There is no doubt Windows Phone 8 is an improvement, an evolution and a stand of independence. However, I don't believe the live tiles (as fun as they are to customise and change colour) offer enough functionality to tempt Android users away from their devices.

As an OS, it feels polished, yet somehow still not fully complete. To me, the main appeal is that it's different to iOS and Android. Not better, just different.

Call Quality

With all the fancy widgets, add-ons and advancements knocking about today, people often forget that the primary use of a smartphone is a voice communication device.

Thankfully, HTC have not forgotten and have put time into ensuring the microphone is placed in the optimum position and is further boosted by an active noise cancellation feature. Perfect for walking around a busy street.

Battery life

My biggest gripe with my iPhone is the battery life. A day I leave my flat without a charger is a day I end up contactless from the afternoon.

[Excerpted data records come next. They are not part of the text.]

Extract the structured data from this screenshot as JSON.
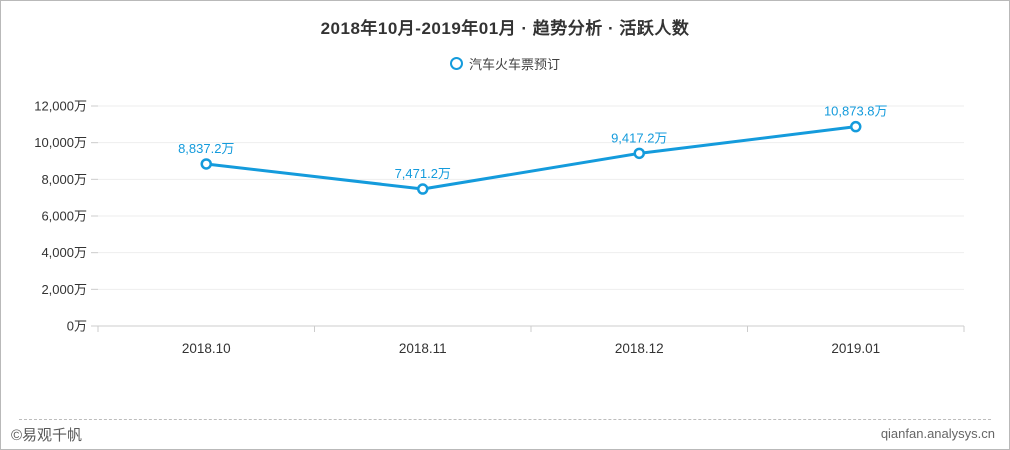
{
  "header": {
    "title": "2018年10月-2019年01月 · 趋势分析 · 活跃人数"
  },
  "legend": {
    "items": [
      {
        "label": "汽车火车票预订",
        "color": "#149BDC"
      }
    ]
  },
  "chart_data": {
    "type": "line",
    "title": "2018年10月-2019年01月 · 趋势分析 · 活跃人数",
    "categories": [
      "2018.10",
      "2018.11",
      "2018.12",
      "2019.01"
    ],
    "series": [
      {
        "name": "汽车火车票预订",
        "values": [
          8837.2,
          7471.2,
          9417.2,
          10873.8
        ],
        "point_labels": [
          "8,837.2万",
          "7,471.2万",
          "9,417.2万",
          "10,873.8万"
        ]
      }
    ],
    "xlabel": "",
    "ylabel": "",
    "ylim": [
      0,
      12000
    ],
    "yticks": [
      0,
      2000,
      4000,
      6000,
      8000,
      10000,
      12000
    ],
    "ytick_suffix": "万",
    "grid": true,
    "legend_position": "top",
    "line_color": "#149BDC"
  },
  "footer": {
    "copyright": "©易观千帆",
    "website": "qianfan.analysys.cn"
  },
  "colors": {
    "accent": "#149BDC",
    "grid_line": "#eeeeee",
    "axis_line": "#cccccc",
    "axis_text": "#333333",
    "muted_text": "#666666",
    "card_border": "#b9b9b9"
  }
}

Nokia, famed for battery life (granted that's not hard when the 3310 is your flagship device), set a solid mark with the Lumia series and you won't be surprised to hear that HTC fell short of that. Though it beats an iPhone I was expecting the juice in the 8X to stretch a bit further.

A day of medium use and a night's sleep on airplane mode is the most you can expect to get.


Despite a few negatives, add a few more thousand apps to the market place and I'd buy one without a second thought. The aesthetics, quirkiness and simplicity of the OS, collaborative possibilities and camera are more than enough to sell the HTC 8X to me.


That said, if you asked me if it was better than a HTC One X, or iPhone 5, I'd be lying if I said yes. This is another phone that is all about personal preference but in terms of Windows Phones, this is the one I would pick, even over the Lumia 920.